Turkey’s lira, the second-worst performing currency of 2016, reverted to type with a bout of volatile trading after the country’s central bank kept interest rates unchanged.
After strengthening by nearly 1 per cent ahead of the meeting, the lira came back under pressure and was trading at around TL3.54 to the dollar, although another bout of volatility subsequently pushed it higher in late London trading.
Concerned about the currency’s slump and the country’s struggling economy, the central bank defied pressure from president Recep Tayyip Erdogan and raised rates last month in the first increase since 2014.
However, the lira has remained weak and hit a record low of TL3.5840 in early December amid political worries and a rising oil price.
A majority of economists surveyed by Bloomberg expected the central bank to hold borrowing costs on Tuesday.
Political tensions are rattling EM investors more broadly. The assassination of Russia’s ambassador in Ankara on Monday hit appetite for EM assets, according to Maxim Korovin of the Russian bank VTB Capital.
So far this year, the lira has fallen 17.5 per cent, a plunge eclipsed only by the Argentine peso among major and emerging market currencies. In the past month alone, the lira has fallen 4.7 per cent.
Its record low touched on December 2 could be breached, according to Win Thin, strategist at Brown Brothers Harriman, because of investor disappointment at the central bank’s latest decision.
“We had hoped that recent lira weakness would push the bank into hiking rates again. However, we know that the bank is under pressure not to tighten further,” said Win Thin.
“With the lira remaining weak and oil prices rising, we think price pressures are likely to pick up and will ultimately require further tightening in 2017 as well.”
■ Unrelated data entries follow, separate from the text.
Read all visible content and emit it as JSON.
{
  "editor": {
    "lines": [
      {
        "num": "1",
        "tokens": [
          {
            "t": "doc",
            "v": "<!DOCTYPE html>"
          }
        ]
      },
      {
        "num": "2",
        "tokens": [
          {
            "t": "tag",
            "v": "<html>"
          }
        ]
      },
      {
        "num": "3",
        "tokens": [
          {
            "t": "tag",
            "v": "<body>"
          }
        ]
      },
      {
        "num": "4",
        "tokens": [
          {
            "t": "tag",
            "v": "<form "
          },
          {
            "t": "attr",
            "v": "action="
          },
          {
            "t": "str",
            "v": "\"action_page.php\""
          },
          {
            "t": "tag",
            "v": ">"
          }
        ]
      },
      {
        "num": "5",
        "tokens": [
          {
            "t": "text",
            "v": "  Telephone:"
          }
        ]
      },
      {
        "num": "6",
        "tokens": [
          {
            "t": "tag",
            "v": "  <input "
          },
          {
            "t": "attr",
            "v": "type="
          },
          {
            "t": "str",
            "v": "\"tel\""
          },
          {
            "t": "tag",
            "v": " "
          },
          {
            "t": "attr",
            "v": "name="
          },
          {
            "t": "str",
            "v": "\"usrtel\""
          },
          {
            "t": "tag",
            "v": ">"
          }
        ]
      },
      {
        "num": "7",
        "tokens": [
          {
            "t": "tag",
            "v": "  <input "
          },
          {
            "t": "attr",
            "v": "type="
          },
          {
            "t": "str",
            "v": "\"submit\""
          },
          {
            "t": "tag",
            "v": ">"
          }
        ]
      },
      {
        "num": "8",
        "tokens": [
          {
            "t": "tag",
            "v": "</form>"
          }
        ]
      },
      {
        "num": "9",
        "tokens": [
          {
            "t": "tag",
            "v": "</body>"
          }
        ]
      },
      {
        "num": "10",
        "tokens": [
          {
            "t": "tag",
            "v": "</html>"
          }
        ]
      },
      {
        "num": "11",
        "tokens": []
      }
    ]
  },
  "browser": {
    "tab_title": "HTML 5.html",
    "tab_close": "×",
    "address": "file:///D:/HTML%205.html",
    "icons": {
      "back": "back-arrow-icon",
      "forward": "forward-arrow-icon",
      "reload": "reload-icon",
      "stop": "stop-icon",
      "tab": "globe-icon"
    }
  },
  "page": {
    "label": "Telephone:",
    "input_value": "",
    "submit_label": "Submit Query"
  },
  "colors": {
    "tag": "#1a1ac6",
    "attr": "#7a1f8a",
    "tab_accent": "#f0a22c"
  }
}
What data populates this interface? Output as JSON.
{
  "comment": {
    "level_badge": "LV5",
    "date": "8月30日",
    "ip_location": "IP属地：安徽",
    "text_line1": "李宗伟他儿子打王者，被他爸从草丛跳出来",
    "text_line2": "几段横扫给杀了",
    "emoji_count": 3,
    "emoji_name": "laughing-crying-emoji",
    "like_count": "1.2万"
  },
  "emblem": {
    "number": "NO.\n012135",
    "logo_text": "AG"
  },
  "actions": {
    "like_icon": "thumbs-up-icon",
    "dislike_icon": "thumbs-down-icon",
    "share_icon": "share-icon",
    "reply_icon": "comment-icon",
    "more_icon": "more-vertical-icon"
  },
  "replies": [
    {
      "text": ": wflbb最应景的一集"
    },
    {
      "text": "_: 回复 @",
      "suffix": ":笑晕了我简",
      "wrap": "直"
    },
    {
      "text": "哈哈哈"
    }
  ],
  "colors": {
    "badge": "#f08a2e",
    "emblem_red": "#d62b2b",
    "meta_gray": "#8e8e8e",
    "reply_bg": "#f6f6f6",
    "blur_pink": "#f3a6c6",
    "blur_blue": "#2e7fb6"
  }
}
A rate rise was the most efficient tool available to the central bank to stabilise the “battered” lira, said Piotr Matys, EM strategist at Rabobank, but policymakers were under political pressure not to tighten monetary conditions.
Other tools deployed include President Erdogan’s entreaty to Turks to buy liras or gold. But while such measures offer some respite, “the currency is not out of the woods just yet”, Mr Matys said.
Turkey’s lira is an extreme example of the pressures facing EM currencies, which are ending the year as they began 2016 — weakening under the weight of a Federal Reserve rate rise and a strong dollar.
The US central bank last week raised interest rates for only the second time since the financial crisis. While that move was widely forecast, policymakers in Washington surprised some investors and traders by projecting a more aggressive path of tightening in 2017.
According to the central bank’s projections released last week, it will raise rates three times next year. That is up from a September projection of just two increases.
Next year will bring the added complication for EM currencies of a trade policy that if Donald Trump’s campaign rhetoric is anything to go by, will lean towards protectionism.
Malaysia’s ringgit is one EM FX currency that has enjoyed the benefits of free trade and productivity but is likely to be hit by shifts in US trade policy. It hit its lowest level since the 1998 Asian crisis, declining to Rm4.4790 to the dollar.
Kai Wei Ang, analyst at Commerzbank, said: “The weak investment sentiment is driven by its vulnerability to capital outflows given the high foreign ownership of government bonds, relatively weak reserves buffer, concerns over the reinstatement of capital controls and lingering political uncertainties.”
Jeremy Cook, chief economist at payments provider World First, said a combative US and a strong dollar would put pressure on Singapore, South Korea and other parts of the EM universe that have relied on US funding and a free and easy trading environment, as well as Indonesia and Malaysia.
The president-elect represents “an almost existential risk to trade”, said Mr Cook.